The cop turned once he made it through the yard’s front gate, carrying something at his side. A gun? A tire iron?
Chinese police were not permitted to carry handguns, although People’s Armed Police officers were. Could this possibly be Kozlowski’s guy?
Knox paused as the man angled toward him, then continued down the rock conveyor as the intruder turned toward the tannery’s doors.
A moment later, a pair of loud metallic pops pierced the air.
Knox vaulted one wall, then the next. He pulled himself up and held his head over the wall of the compound.
The man had pried the lock off the doors.
He was headed inside.
With the loud sounds at the doors, Grace shut off the water and ran for cover. Only as the pulleys whined did she realize it had been the doors coming open. She cowered within the equipment as footfalls-Knox?-moved deeper into the building.
Not Knox. The man trained a small flashlight on the floor. She caught punctuated glimpses of his dark silhouette walking past the vats. Not as tall as Knox, but thick-necked with a head like a caveman.

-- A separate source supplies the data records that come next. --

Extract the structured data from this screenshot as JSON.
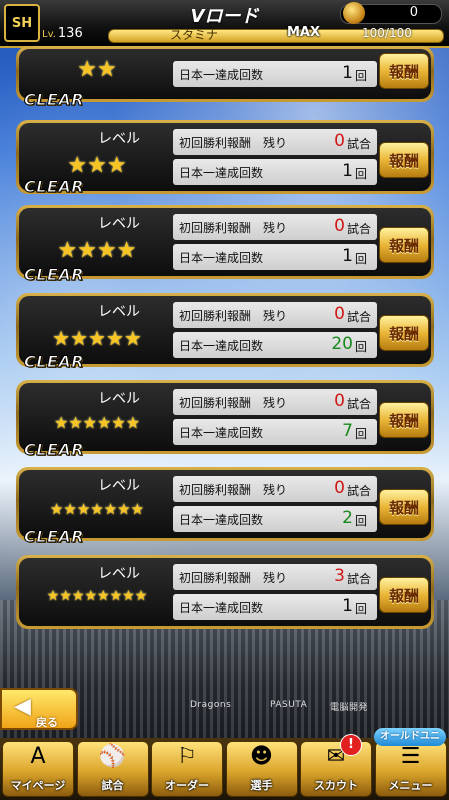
{
  "header": {
    "logo": "SH",
    "title": "Vロード",
    "coins": "0",
    "level_prefix": "Lv.",
    "level": "136",
    "stamina_label": "スタミナ",
    "stamina_max": "MAX",
    "stamina_value": "100/100",
    "icons": {
      "coin": "coin-icon"
    }
  },
  "cards": [
    {
      "clear": "",
      "level_label": "",
      "stars": 2,
      "first_win_label": "",
      "first_win_remaining": "",
      "first_win_unit": "",
      "japan_label": "日本一達成回数",
      "japan_count": "1",
      "japan_unit": "回",
      "reward_label": "報酬"
    },
    {
      "clear": "CLEAR",
      "level_label": "レベル",
      "stars": 3,
      "first_win_label": "初回勝利報酬　残り",
      "first_win_remaining": "0",
      "first_win_unit": "試合",
      "japan_label": "日本一達成回数",
      "japan_count": "1",
      "japan_unit": "回",
      "reward_label": "報酬"
    },
    {
      "clear": "CLEAR",
      "level_label": "レベル",
      "stars": 4,
      "first_win_label": "初回勝利報酬　残り",
      "first_win_remaining": "0",
      "first_win_unit": "試合",
      "japan_label": "日本一達成回数",
      "japan_count": "1",
      "japan_unit": "回",
      "reward_label": "報酬"
    },
    {
      "clear": "CLEAR",
      "level_label": "レベル",
      "stars": 5,
      "first_win_label": "初回勝利報酬　残り",
      "first_win_remaining": "0",
      "first_win_unit": "試合",
      "japan_label": "日本一達成回数",
      "japan_count": "20",
      "japan_unit": "回",
      "reward_label": "報酬"
    },
    {
      "clear": "CLEAR",
      "level_label": "レベル",
      "stars": 6,
      "first_win_label": "初回勝利報酬　残り",
      "first_win_remaining": "0",
      "first_win_unit": "試合",
      "japan_label": "日本一達成回数",
      "japan_count": "7",
      "japan_unit": "回",
      "reward_label": "報酬"
    },
    {
      "clear": "CLEAR",
      "level_label": "レベル",
      "stars": 7,
      "first_win_label": "初回勝利報酬　残り",
      "first_win_remaining": "0",
      "first_win_unit": "試合",
      "japan_label": "日本一達成回数",
      "japan_count": "2",
      "japan_unit": "回",
      "reward_label": "報酬"
    },
    {
      "clear": "CLEAR",
      "level_label": "レベル",
      "stars": 8,
      "first_win_label": "初回勝利報酬　残り",
      "first_win_remaining": "3",
      "first_win_unit": "試合",
      "japan_label": "日本一達成回数",
      "japan_count": "1",
      "japan_unit": "回",
      "reward_label": "報酬"
    }
  ],
  "colors": {
    "remaining_zero": "#d01818",
    "remaining_nonzero": "#d01818",
    "japan_count_green": "#188a1c",
    "japan_count_default": "#111111"
  },
  "stadium_signs": [
    "Dragons",
    "PASUTA",
    "電脳開発"
  ],
  "back": {
    "label": "戻る",
    "icon": "back-arrow-icon"
  },
  "nav": [
    {
      "label": "マイページ",
      "icon": "my-page-icon",
      "glyph": "A"
    },
    {
      "label": "試合",
      "icon": "match-icon",
      "glyph": "⚾"
    },
    {
      "label": "オーダー",
      "icon": "order-icon",
      "glyph": "⚐"
    },
    {
      "label": "選手",
      "icon": "player-icon",
      "glyph": "☻"
    },
    {
      "label": "スカウト",
      "icon": "scout-icon",
      "glyph": "✉"
    },
    {
      "label": "メニュー",
      "icon": "menu-icon",
      "glyph": "☰"
    }
  ],
  "scout_badge": "!",
  "old_uniform": "オールドユニ"
}
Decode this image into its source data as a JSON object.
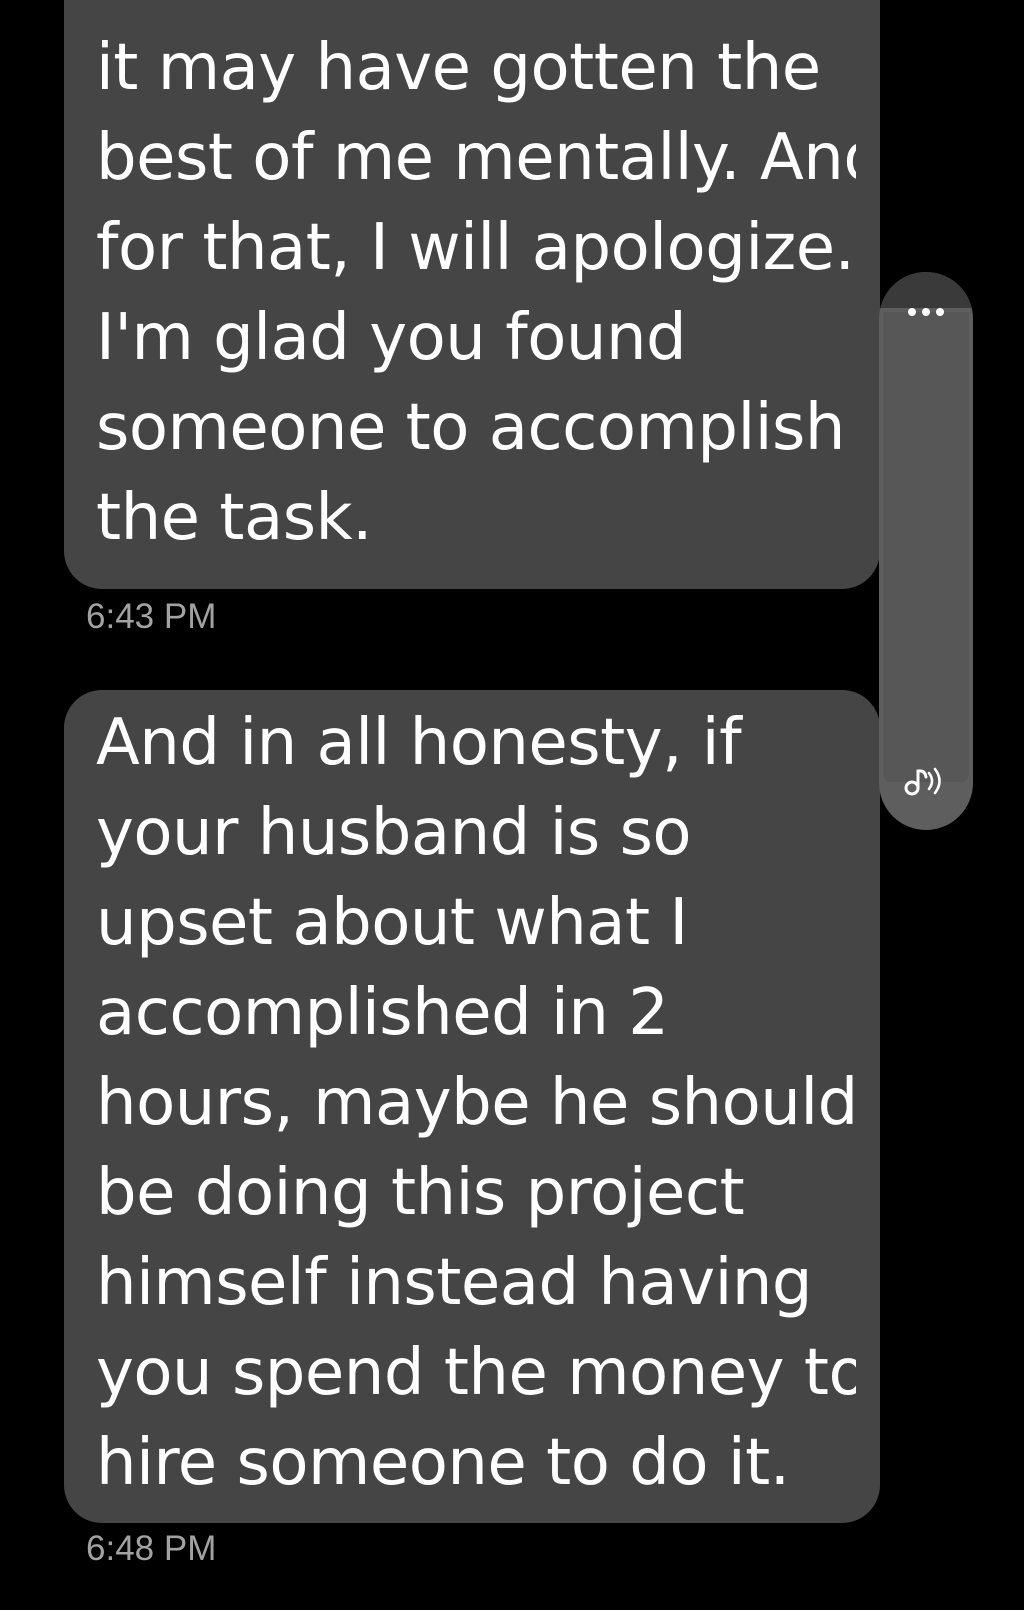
{
  "messages": [
    {
      "lines": [
        "it may have gotten the",
        "best of me mentally. And",
        "for that, I will apologize.",
        "I'm glad you found",
        "someone to accomplish",
        "the task."
      ],
      "time": "6:43 PM"
    },
    {
      "lines": [
        "And in all honesty, if",
        "your husband is so",
        "upset about what I",
        "accomplished in 2",
        "hours, maybe he should",
        "be doing this project",
        "himself instead having",
        "you spend the money to",
        "hire someone to do it."
      ],
      "time": "6:48 PM"
    }
  ],
  "side_panel": {
    "top_icon": "more-dots-icon",
    "bottom_icon": "audio-speaker-icon"
  },
  "colors": {
    "background": "#000000",
    "bubble": "#454545",
    "bubble_text": "#ffffff",
    "timestamp": "#a2a2a2",
    "side_panel": "#5e5e5e"
  }
}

The Mongolian? she wondered. Police? Security?
She slowed her breathing in an attempt to squelch her adrenaline rush. She used the shifting light to plot her own course out of the building.
Staying low, she inched her way down the aisle, dodging the boxes and tools she’d spilled. Halfway to her freedom, her curiosity got the better of her.
She turned and followed him. Like her, he seemed to be taking inventory of the place-hardly the actions of a man returning to a crime scene or a security man who knew his beat. She knew better than to stay, but was drawn to him. He reached the dressing tables and, like her, studied them long and hard.
A cop, judging by his confidence and his methodical nature.
His flashlight swept the tables and the cutting tools, the drain in the floor. It found the chain and followed the dripping goo to the puddle, then up to the drums.
He removed his leather coat and hung it carefully over a valve, stepping incredibly close to where she hid. She could see a well-worn leather shoulder holster beneath his left arm.
If he was a cop, then maybe he was an officer of the People’s Armed Police. Kozlowski’s Iron Hand?
The man ran a faucet and got a stream of water going from a hose she hadn’t seen. He washed down the soiled dressing table.
She choked back her surprise: he was destroying the very evidence that Kozlowski had told Knox both men wanted. Why not preserve evidence that might work against the Mongolian?
The answer seemed obvious: because there was no Mongolian.
His mobile phone pealed Metallica. He returned to his coat and answered the call, speaking curtly.
Knox hung from the compound wall, peering inside. He didn’t want to jeopardize Grace if she’d managed to hide or escape. He didn’t want to leave her if she’d been discovered and abducted.